Drawing by Shaikh Zayn al-Din in pencil, pen and ink, and watercolor with gum arabic, heightened with body color on paper (18 1/8 x 26 1/2 in.; 463 x 673 mm), entitled Red-whiskered bulbul, pycontus jocosus,  inscribed "Fine Ear | In the Collection of Lady Impey in Calcutta | Painted by [Shaikh Zayn al-din] Native of Patna 1777," further inscribed in Persian and numbered "20"; light browning. Floated on a linen mat, glazed, and framed.  

Provenance

Mary Reade, Lady Impey (1749–1818)

Catalogue Note

A magnificent drawing by the Muslim artist Shaikh Zayn-al-Din commissioned by Mary, Lady Impey, whose husband was the Chief justice of Bengal from 1774 to 1782. Lady Impey joined Sir Elijah Impey in Calcutta in 1777. Enchanted by the flora and fauna in her new surroundings, she assembled a private menagerie of exotic animals and birds at their estate and employed three Indian artists to paint them from life.

The most senior of these was the accomplished Shaikh Zayn-al Din; the other two were Hindus, Bhawani Das and his brother Ram Das, who joined Zayn-al-Din.  All three were trained in the Mughal tradition of the court painters and signed themselves "Natives of Patna."
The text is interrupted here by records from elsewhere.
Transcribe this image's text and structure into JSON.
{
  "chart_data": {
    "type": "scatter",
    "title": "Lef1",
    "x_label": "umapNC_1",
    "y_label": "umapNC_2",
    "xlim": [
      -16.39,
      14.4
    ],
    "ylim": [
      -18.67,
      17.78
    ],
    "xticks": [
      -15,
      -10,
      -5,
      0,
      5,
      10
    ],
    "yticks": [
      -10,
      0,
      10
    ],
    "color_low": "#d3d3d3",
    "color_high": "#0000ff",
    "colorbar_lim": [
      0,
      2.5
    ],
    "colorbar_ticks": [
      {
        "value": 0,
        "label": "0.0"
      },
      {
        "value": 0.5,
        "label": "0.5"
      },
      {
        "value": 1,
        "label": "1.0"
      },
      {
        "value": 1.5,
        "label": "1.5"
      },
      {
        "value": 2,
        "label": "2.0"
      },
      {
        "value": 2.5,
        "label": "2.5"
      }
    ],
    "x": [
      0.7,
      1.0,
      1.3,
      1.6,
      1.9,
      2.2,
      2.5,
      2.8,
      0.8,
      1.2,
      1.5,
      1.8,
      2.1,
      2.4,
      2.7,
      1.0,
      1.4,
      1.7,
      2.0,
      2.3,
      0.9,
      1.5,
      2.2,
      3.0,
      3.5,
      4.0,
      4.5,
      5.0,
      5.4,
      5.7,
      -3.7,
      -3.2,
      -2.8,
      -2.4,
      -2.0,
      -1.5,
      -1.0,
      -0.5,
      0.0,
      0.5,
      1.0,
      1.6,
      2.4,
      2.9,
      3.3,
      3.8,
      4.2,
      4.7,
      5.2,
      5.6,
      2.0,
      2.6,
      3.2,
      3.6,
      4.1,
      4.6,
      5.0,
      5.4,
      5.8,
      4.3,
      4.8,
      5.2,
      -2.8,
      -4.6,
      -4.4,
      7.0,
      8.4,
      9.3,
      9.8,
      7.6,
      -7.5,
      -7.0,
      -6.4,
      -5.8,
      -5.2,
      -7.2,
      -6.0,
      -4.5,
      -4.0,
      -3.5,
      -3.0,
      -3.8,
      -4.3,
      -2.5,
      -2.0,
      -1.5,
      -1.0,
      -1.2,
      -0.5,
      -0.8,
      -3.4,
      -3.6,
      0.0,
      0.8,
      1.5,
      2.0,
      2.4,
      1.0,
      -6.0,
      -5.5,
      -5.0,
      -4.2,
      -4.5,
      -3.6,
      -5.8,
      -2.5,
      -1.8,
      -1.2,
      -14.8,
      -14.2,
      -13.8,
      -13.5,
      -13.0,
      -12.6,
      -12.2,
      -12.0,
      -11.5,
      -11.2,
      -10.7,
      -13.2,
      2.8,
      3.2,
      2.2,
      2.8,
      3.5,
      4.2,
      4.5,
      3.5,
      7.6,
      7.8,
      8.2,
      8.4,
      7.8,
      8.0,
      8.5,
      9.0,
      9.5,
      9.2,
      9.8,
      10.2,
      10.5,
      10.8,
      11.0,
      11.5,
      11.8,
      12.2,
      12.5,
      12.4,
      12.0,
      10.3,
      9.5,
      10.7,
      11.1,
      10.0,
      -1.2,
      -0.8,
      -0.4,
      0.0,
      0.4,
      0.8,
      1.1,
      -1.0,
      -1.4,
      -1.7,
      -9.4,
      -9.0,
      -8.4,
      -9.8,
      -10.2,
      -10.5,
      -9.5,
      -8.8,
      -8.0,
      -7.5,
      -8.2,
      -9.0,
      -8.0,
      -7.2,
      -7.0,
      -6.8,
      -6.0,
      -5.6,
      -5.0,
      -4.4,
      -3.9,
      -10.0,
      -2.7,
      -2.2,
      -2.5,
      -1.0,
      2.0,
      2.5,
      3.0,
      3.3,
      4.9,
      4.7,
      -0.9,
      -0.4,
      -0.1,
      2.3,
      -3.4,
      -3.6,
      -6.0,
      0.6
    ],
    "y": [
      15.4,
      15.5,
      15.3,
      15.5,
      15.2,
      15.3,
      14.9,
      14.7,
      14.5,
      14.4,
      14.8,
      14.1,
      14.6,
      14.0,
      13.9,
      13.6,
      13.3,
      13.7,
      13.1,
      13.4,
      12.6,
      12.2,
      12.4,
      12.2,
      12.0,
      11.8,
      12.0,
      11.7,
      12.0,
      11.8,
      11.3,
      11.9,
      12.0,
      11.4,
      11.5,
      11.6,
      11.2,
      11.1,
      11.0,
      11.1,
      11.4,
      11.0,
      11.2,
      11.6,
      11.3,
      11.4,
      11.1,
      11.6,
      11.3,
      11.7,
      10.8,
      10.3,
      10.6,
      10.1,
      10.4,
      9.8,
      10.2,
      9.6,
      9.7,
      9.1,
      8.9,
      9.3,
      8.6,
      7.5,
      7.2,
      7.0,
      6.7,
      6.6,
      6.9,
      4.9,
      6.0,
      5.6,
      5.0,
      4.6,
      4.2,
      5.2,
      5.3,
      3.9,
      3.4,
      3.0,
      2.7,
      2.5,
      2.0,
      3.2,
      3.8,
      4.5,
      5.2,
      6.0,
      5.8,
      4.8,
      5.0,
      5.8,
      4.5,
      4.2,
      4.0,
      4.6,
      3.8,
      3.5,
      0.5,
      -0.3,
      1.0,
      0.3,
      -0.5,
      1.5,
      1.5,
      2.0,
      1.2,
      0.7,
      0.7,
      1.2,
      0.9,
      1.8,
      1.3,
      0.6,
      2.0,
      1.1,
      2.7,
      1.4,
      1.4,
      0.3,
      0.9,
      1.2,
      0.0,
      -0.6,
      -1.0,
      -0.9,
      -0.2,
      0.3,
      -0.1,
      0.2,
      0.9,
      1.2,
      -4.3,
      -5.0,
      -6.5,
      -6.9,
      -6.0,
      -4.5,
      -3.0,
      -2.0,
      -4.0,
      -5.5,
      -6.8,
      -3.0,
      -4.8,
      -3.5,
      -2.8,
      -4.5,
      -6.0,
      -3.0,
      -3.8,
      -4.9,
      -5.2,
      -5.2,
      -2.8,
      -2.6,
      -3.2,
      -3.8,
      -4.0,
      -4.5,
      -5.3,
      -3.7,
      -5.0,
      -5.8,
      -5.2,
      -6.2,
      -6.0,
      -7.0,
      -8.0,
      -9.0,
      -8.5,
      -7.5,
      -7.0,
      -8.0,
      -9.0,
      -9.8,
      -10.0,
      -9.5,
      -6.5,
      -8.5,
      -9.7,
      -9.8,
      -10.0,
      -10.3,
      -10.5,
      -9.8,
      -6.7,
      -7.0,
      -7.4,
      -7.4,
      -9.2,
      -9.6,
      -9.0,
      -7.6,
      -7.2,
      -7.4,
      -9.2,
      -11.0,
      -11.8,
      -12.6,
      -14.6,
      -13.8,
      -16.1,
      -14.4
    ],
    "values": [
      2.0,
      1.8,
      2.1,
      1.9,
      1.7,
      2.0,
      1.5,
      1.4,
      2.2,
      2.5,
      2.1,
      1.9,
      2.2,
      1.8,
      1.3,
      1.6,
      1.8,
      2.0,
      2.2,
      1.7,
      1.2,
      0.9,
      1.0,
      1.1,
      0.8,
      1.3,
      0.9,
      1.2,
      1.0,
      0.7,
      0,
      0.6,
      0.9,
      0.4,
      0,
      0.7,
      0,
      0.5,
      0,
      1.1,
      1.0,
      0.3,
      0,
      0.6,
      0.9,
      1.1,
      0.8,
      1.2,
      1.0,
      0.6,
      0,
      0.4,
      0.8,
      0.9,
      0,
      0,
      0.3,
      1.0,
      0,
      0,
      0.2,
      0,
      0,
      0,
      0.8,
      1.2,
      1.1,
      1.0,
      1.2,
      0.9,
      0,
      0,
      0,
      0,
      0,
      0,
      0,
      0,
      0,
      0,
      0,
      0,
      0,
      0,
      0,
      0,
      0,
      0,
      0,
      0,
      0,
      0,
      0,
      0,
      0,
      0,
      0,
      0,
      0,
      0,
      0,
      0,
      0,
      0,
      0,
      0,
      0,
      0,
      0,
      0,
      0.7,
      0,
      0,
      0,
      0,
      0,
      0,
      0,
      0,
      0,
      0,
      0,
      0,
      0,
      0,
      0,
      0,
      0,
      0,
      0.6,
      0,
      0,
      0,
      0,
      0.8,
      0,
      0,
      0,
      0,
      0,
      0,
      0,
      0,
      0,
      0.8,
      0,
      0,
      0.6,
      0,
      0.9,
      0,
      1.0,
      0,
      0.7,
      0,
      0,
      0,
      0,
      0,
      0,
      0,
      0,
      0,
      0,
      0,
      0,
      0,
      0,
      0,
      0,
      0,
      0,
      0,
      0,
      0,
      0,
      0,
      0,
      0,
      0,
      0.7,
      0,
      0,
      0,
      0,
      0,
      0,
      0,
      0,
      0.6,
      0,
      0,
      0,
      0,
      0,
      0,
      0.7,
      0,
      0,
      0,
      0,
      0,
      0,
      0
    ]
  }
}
The Impeys were the first patrons of natural history painting in India and their collection is still considered the most important ever compiled. The present watercolor comes from a group that totaled 326 which the Impeys brought back to England in 1783. The collection was dispersed at auction in 1810. Examples from the collection can be seen at the Victoria and Albert Museum, the Radcliffe Science Museum at Oxford, the Wellcome Institute, London, and the Binney Collection in San Diego.